Last fall, I found myself sitting in a coffee shop, feeling the familiar stress from someone reading the newspaper nearby, and taking it to inquiry. I asked one of my favorite mining questions: What’s my earliest memory of feeling like this?
I was brought right back to elementary school. Sitting in the classroom with my classmates. Feeling stress from taking a test. Hearing the rustling of paper. The stress I experienced now, sitting in a room with several other people, hearing the rustling of paper, mirrored the stress I felt back then. I experienced the situation as threatening then, and I did the same now.

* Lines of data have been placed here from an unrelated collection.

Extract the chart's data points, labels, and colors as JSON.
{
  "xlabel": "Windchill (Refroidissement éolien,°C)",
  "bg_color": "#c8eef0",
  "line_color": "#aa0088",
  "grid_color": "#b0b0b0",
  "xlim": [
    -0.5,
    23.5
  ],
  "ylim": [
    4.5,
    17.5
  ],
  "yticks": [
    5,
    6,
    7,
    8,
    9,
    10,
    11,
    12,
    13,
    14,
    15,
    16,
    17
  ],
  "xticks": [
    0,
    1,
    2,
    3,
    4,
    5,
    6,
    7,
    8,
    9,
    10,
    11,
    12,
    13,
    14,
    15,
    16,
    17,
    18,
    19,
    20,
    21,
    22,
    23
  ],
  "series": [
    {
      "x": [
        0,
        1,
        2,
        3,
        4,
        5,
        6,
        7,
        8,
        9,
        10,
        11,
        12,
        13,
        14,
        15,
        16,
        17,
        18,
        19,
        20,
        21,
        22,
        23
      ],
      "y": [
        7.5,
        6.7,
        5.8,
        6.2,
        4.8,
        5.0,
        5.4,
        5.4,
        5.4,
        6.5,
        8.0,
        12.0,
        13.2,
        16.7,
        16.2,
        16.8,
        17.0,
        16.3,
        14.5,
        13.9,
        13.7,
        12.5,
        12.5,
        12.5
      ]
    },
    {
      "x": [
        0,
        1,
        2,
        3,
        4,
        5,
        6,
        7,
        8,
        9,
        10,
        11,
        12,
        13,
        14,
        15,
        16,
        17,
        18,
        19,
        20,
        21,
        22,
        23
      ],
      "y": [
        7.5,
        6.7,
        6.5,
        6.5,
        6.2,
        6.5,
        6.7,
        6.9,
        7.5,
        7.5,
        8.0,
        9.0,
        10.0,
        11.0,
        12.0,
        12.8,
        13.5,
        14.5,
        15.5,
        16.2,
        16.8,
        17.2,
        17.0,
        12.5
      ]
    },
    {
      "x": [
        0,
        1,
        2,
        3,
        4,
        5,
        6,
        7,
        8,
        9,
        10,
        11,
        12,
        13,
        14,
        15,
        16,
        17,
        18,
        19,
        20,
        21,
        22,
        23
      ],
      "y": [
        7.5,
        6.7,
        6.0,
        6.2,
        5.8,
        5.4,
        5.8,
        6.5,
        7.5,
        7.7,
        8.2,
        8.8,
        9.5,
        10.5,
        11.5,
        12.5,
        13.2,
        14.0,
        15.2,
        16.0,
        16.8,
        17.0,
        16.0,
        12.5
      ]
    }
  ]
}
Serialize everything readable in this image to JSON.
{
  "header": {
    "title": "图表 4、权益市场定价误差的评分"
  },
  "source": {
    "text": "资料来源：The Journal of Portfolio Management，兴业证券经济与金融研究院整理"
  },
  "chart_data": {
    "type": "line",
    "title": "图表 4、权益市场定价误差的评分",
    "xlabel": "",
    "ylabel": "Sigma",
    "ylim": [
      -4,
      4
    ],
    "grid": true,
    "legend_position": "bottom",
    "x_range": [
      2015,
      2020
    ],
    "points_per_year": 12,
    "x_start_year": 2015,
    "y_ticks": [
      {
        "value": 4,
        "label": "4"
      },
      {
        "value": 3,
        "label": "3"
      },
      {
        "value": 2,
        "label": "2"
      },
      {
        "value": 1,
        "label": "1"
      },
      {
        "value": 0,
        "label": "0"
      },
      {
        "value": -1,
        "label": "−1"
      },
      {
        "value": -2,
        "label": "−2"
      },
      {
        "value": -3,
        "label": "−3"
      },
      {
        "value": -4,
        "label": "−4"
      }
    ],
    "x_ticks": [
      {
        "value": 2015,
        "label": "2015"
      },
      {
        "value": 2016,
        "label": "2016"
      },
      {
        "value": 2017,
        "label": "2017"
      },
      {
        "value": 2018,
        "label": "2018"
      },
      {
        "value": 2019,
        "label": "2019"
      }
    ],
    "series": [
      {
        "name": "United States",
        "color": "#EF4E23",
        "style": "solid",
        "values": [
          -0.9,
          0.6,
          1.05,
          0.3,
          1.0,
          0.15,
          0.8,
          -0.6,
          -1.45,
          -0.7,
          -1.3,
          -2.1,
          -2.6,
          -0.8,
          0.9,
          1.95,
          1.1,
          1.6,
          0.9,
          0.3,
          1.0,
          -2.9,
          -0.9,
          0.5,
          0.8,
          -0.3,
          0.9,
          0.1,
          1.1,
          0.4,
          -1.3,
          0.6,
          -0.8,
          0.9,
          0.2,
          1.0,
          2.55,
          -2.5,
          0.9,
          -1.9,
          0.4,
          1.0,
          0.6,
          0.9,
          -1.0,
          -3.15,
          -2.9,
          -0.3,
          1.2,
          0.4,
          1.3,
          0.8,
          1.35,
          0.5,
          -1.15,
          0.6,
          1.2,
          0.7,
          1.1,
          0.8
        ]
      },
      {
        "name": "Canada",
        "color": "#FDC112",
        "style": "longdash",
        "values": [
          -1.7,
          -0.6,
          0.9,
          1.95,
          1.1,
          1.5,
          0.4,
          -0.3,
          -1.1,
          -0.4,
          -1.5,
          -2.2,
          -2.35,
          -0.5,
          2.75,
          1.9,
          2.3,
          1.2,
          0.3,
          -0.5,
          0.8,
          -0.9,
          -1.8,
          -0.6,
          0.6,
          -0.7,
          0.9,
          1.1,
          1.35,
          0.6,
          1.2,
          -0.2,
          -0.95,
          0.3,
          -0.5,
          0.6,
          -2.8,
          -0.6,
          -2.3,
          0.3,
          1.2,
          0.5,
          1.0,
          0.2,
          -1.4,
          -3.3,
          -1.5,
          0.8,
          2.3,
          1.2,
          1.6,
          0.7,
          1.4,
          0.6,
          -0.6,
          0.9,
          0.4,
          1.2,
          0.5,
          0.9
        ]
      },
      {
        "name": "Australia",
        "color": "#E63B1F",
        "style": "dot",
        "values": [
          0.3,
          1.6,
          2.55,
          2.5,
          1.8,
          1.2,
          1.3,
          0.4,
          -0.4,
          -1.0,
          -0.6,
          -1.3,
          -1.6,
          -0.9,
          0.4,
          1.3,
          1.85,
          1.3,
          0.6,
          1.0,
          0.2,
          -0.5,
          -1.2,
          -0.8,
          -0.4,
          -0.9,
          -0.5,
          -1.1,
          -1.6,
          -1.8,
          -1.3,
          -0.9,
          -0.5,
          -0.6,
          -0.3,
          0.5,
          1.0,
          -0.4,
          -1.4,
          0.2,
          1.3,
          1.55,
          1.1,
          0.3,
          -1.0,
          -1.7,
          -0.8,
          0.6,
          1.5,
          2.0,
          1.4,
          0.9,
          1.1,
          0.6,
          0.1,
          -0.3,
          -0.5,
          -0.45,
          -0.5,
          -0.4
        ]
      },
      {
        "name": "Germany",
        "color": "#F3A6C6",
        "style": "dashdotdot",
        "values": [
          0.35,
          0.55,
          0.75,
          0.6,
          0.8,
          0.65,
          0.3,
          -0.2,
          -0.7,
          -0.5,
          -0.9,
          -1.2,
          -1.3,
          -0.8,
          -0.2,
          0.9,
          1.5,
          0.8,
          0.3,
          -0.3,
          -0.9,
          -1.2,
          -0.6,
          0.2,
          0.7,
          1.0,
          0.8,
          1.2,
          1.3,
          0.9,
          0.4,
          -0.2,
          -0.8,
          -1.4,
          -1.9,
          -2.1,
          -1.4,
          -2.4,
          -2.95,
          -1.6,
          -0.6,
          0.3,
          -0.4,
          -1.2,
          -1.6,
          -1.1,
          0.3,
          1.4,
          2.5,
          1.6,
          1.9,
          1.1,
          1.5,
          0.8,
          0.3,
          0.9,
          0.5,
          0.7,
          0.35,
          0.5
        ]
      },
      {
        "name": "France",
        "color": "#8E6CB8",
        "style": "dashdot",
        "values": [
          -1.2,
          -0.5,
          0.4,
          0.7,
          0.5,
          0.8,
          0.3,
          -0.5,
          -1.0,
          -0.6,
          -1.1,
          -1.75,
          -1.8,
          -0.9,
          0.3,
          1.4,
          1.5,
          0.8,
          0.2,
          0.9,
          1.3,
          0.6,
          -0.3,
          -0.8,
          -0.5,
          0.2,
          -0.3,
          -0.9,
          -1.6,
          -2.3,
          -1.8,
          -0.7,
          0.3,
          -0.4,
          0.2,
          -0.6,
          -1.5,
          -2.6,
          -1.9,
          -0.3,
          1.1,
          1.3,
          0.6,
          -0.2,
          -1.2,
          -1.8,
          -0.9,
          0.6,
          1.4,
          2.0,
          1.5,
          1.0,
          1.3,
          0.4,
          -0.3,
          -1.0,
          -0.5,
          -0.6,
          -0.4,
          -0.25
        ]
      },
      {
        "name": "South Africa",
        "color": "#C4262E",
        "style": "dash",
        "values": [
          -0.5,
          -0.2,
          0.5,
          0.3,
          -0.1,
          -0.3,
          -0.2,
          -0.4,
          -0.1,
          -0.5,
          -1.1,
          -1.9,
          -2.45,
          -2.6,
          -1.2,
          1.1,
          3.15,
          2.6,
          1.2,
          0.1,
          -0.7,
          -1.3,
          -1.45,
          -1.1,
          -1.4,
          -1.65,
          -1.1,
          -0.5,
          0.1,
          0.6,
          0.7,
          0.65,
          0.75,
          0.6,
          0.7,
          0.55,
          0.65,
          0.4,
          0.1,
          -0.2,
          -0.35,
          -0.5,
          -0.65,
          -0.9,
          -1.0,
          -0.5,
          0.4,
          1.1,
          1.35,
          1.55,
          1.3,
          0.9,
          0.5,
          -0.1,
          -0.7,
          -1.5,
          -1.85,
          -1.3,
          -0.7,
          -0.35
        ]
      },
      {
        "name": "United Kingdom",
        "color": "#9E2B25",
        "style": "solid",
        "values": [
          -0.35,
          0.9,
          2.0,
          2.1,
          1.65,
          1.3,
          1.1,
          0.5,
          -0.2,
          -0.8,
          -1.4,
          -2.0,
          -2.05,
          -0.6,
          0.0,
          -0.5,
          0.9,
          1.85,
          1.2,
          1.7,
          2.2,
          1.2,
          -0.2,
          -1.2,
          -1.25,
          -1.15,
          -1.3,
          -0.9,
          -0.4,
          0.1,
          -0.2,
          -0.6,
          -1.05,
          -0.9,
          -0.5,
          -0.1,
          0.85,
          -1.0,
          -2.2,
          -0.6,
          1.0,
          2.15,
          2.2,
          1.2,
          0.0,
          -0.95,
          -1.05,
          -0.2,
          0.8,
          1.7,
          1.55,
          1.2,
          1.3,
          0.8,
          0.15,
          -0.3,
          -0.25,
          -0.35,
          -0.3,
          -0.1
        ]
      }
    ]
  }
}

The rustling of paper, which to most would be a completely neutral or even comforting sound, to me was a threat. At a deeper neurological level, it even felt like a life and death situation. Seeing this, and doing more inquiry on it, greatly reduced the stress I experienced in those situations. (There is still more to look at.)
I can’t help wonder if not misophonia – in many or most cases – have these type of origins. Early in life, we experience threat and stress, a particular sound is associated with the situation, and whenever we hear that sound later in life, it triggers the original sense of threat and stress.
I should mention that feeling stress and a sense of threat from the sound of rustling paper wasn’t limited to coffee shops. The stress I experienced – and partly still am experiencing – came up whenever I heard the rustling of paper, or I was sitting down in a confined space with people (train, bus, airplane), and especially when the two were combined.